- The paper introduces R.I.P., a data selection method filtering instruction tuning prompts based on rejected response quality and reward gap to improve model performance.
- Experimental results demonstrate R.I.P. significantly improves language model performance, achieving higher win rates on benchmarks like AlpacaEval2 (from 48.4% to 57.8%) and Arena-Hard scores (from 70.5 to 82.9).
- R.I.P. proves robust across settings and extends to generating higher-quality synthetic data (Self-RIP) than standard methods or even curated human data.
The paper introduces a data selection methodology for instruction tuning that leverages the quality signals contained in paired responses to a given prompt. The approach, termed Rejecting Instruction Preferences (RIP), is based on two key hypotheses:
- Low-quality prompts yield uniformly low-quality or highly variable responses.
- Prompt quality can be indirectly measured by scrutinizing the properties of the “rejected” response in a preference pair as well as the reward gap between the chosen and rejected responses.
In the proposed framework, each training prompt is associated with a pair of responses—one designated as the “chosen” response (highest reward) and one as the “rejected” response (lowest reward or, in alternative experiments, selected by other pairing strategies). The method defines three metrics for a prompt x with responses yw (winning) and yl (losing):
- Rejected response reward: r(yl∣x)
- Rejected response length: len(yl)
- Reward gap: r(yw∣x)−r(yl∣x)
Thresholds are then applied such that prompts are filtered and only those satisfying a lower bound on both the rejected reward and its length while maintaining a sufficiently small reward gap are retained. This filtering step is shown to drastically reduce the size of the training set (e.g., from 20k to around 4.5k prompts in one WildChat setup) while yielding significant improvements in downstream performance.

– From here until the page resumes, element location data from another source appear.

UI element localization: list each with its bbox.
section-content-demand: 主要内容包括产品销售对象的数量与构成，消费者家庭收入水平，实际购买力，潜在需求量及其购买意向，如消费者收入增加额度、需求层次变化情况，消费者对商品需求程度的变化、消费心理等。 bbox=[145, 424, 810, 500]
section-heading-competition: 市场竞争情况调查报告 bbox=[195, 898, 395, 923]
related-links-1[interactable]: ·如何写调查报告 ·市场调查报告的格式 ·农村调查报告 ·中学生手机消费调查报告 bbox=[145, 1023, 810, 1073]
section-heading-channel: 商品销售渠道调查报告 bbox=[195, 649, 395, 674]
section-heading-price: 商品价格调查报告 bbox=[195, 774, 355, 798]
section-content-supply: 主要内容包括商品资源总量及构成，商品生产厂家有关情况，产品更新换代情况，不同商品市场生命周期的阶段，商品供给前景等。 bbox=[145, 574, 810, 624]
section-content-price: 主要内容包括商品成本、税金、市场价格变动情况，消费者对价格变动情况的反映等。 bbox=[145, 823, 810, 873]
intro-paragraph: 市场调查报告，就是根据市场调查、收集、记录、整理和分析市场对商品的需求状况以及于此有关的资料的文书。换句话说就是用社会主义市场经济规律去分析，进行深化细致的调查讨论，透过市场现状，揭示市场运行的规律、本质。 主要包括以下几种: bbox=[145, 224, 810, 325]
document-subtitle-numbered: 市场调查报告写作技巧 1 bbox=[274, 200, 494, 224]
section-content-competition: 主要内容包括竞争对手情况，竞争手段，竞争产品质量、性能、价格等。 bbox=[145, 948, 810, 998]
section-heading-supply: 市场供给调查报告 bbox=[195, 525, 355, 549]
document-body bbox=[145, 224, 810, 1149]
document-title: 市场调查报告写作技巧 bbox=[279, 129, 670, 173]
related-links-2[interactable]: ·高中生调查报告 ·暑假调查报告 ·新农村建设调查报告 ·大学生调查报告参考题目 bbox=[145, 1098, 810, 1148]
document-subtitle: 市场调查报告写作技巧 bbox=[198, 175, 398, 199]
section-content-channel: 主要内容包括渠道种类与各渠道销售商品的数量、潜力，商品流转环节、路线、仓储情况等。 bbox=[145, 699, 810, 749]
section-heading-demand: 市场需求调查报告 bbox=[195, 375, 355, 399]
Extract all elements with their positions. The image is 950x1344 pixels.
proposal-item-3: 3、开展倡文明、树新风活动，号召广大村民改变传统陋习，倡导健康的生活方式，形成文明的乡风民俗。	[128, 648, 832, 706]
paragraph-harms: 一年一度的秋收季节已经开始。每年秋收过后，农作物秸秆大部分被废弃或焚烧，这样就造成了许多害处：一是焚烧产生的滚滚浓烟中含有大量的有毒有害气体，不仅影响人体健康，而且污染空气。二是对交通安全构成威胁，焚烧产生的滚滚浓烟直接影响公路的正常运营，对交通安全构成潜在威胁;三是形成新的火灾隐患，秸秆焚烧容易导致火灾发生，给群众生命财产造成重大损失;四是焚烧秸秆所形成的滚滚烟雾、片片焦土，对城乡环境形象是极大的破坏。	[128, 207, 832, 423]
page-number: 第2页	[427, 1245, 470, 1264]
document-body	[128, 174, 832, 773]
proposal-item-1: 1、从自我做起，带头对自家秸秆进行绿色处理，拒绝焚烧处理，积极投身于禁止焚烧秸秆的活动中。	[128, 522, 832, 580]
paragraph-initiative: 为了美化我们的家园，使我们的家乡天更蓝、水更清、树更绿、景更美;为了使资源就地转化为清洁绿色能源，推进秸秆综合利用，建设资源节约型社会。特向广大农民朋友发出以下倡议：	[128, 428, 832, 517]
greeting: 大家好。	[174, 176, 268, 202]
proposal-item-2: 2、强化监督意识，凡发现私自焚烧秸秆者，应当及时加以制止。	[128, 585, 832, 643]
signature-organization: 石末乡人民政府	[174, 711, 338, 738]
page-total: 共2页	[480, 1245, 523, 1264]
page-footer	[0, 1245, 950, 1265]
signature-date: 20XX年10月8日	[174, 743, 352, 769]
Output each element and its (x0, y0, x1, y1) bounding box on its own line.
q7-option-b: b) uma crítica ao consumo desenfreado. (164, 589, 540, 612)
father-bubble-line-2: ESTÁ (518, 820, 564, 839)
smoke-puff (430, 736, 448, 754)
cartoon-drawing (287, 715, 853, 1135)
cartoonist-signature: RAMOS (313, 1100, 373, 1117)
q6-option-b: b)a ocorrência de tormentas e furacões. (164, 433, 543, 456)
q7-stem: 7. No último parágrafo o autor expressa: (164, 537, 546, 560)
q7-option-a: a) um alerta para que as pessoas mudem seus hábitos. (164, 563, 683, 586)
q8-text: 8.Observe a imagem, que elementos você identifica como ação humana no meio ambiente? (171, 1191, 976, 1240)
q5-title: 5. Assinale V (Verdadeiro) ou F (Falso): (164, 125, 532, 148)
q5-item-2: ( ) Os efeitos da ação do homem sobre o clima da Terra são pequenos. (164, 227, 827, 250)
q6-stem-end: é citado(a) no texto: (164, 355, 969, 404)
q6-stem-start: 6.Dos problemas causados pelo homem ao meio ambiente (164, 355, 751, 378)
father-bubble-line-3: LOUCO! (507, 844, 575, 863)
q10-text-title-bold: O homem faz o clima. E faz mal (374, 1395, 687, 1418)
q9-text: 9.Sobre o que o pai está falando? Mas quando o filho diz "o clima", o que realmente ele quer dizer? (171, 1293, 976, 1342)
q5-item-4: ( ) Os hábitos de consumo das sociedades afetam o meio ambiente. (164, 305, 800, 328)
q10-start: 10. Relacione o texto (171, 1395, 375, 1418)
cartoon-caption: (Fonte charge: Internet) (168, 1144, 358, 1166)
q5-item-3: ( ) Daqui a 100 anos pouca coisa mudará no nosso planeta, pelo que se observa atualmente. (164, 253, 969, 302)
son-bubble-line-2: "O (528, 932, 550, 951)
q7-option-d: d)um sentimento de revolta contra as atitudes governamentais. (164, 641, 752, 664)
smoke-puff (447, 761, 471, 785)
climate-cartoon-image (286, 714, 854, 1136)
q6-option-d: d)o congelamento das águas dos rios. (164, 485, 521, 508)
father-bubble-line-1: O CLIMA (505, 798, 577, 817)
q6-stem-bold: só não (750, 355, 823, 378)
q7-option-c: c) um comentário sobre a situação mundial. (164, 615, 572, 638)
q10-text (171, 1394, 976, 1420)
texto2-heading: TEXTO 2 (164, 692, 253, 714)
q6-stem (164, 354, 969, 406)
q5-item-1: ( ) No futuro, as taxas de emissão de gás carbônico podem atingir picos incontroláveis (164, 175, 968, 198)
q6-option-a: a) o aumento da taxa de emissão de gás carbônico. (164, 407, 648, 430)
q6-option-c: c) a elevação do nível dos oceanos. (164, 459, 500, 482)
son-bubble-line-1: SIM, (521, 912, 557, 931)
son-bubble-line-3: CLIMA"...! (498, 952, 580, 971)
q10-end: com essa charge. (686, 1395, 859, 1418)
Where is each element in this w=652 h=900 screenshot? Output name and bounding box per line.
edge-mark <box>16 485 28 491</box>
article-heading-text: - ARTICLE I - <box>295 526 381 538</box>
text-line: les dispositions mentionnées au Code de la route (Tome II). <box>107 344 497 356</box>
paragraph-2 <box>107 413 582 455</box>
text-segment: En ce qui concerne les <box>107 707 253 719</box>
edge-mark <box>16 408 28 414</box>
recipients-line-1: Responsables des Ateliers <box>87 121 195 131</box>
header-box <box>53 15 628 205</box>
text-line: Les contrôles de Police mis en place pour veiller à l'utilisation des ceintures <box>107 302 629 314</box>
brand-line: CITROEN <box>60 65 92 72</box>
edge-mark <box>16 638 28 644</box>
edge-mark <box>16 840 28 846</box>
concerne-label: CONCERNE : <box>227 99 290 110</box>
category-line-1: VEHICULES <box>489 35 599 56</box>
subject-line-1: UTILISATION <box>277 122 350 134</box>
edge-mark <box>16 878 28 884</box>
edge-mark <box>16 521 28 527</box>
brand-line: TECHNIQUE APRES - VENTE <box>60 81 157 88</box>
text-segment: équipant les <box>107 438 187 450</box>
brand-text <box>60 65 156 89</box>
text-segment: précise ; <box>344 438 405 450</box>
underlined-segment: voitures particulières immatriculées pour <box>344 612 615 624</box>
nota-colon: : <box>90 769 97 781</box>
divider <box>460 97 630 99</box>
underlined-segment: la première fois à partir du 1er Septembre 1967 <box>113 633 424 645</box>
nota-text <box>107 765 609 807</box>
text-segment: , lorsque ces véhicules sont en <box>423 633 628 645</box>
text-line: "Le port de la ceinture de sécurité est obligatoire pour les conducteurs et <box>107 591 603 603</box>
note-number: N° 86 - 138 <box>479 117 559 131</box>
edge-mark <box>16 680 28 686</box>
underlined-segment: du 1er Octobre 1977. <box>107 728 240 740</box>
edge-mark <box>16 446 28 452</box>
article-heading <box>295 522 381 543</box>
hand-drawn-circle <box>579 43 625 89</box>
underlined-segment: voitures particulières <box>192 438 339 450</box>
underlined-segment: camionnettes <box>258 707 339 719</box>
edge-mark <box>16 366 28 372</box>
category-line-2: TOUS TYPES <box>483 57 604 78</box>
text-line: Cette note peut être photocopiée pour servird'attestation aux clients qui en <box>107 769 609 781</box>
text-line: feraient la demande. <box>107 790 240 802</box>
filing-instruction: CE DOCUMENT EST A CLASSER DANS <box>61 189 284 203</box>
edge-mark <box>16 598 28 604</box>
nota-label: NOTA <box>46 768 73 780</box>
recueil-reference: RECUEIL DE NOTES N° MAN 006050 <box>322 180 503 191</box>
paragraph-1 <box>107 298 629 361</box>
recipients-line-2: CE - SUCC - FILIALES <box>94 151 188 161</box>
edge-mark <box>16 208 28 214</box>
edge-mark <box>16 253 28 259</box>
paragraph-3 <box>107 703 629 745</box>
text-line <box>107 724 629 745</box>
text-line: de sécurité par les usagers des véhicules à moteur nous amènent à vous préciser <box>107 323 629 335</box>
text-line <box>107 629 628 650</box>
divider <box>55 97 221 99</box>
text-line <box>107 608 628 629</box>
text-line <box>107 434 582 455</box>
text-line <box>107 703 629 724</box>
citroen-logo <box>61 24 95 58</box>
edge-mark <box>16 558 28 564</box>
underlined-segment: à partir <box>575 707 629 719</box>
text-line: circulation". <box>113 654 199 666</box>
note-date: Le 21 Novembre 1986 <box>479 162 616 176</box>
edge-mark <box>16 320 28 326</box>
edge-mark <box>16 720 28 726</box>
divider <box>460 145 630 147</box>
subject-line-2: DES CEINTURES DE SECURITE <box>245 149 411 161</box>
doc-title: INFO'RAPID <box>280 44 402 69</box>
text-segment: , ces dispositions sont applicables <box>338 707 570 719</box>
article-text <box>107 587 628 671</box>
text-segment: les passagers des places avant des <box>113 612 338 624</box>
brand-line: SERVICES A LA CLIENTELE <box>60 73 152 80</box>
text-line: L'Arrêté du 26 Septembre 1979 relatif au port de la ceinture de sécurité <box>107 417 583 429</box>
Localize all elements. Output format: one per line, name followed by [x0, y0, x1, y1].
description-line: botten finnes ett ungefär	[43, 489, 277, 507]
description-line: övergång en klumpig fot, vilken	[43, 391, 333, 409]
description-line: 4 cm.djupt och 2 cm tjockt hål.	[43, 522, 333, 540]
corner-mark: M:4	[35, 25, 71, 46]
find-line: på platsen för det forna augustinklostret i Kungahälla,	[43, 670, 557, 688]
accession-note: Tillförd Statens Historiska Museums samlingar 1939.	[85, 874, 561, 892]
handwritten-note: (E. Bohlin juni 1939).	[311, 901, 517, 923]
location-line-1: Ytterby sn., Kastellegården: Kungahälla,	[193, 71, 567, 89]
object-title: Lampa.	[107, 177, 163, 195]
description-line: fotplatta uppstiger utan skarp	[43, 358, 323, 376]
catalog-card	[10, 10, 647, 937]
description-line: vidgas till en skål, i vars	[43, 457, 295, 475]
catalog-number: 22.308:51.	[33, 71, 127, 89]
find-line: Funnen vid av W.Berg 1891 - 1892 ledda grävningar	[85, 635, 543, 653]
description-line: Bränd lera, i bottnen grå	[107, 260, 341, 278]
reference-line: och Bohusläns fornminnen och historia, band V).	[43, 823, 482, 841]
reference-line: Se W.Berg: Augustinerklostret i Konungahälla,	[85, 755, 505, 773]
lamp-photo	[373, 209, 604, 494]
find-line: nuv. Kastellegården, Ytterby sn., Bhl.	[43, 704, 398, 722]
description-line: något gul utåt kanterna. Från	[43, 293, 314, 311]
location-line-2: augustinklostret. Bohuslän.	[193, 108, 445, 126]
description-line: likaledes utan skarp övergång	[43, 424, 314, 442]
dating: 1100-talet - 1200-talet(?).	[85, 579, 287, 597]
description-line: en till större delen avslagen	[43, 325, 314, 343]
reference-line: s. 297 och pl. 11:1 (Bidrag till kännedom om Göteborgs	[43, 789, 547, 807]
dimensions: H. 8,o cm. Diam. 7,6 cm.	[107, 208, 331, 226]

Key experimental findings include:
- Human-Written Prompts: When training on WildChat data with RIP filtering applied, models based on Llama 3.1-8B-Instruct improved the AlpacaEval2 length-controlled (LC) win rate from 48.4% (no filtering) to 57.8% and achieved comparable gains on Arena-Hard and WildBench benchmarks. Similarly, a Llama 3.3-70B-Instruct model trained with RIP-filtered prompts improved its Arena-Hard score from 70.5 to 82.9, moving it significantly higher in the leaderboard.
- Synthetic Data Generation (Self-RIP): The method extends naturally to synthetic prompt generation. By initializing a seed pool with RIP-curated human instructions and using few-shot prompting to generate new prompts, followed by a second round of RIP filtering, the newly generated data (termed Self-RIP) outperforms both standard Self-Instruct data and even human-written instructions under several evaluation metrics.
- Robustness and Ablation Studies: The authors conducted extensive ablations over variations in rejection sampling (e.g., best-versus-worst compared to best-versus-bottom-percentile pairings) and demonstrated that while alternative pairing strategies improve performance marginally, the separation of high-quality prompts via RIP is the primary driver of gains. The method remains robust across different choices of response sampling numbers (ranging from N=8 to N=64).
- Data Analysis: Using t-SNE visualizations of prompt embeddings, the paper shows that RIP effectively removes clusters that correspond to ambiguous, unsafe, or highly noisy prompts. Additionally, an evaluation using a GPT-4 based prompt judge indicates that the filtered set contains no extremely low-quality or unsafe prompts, thereby addressing both the alignment and safety aspects of training data.
The presented technique is positioned as a general filtering approach that can be seamlessly integrated into various preference optimization or reinforcement learning from human feedback methods, including Direct Preference Optimization (DPO). The combination of quantitatively derived metrics with thorough ablation experiments and qualitative analyses underlines the viability of using rejected response quality and reward gap as proxy measures for prompt effectiveness. This work ultimately demonstrates that careful curation of the training prompt space—whether for human-written or synthetic instructions—can yield significant and robust performance improvements in LLMs.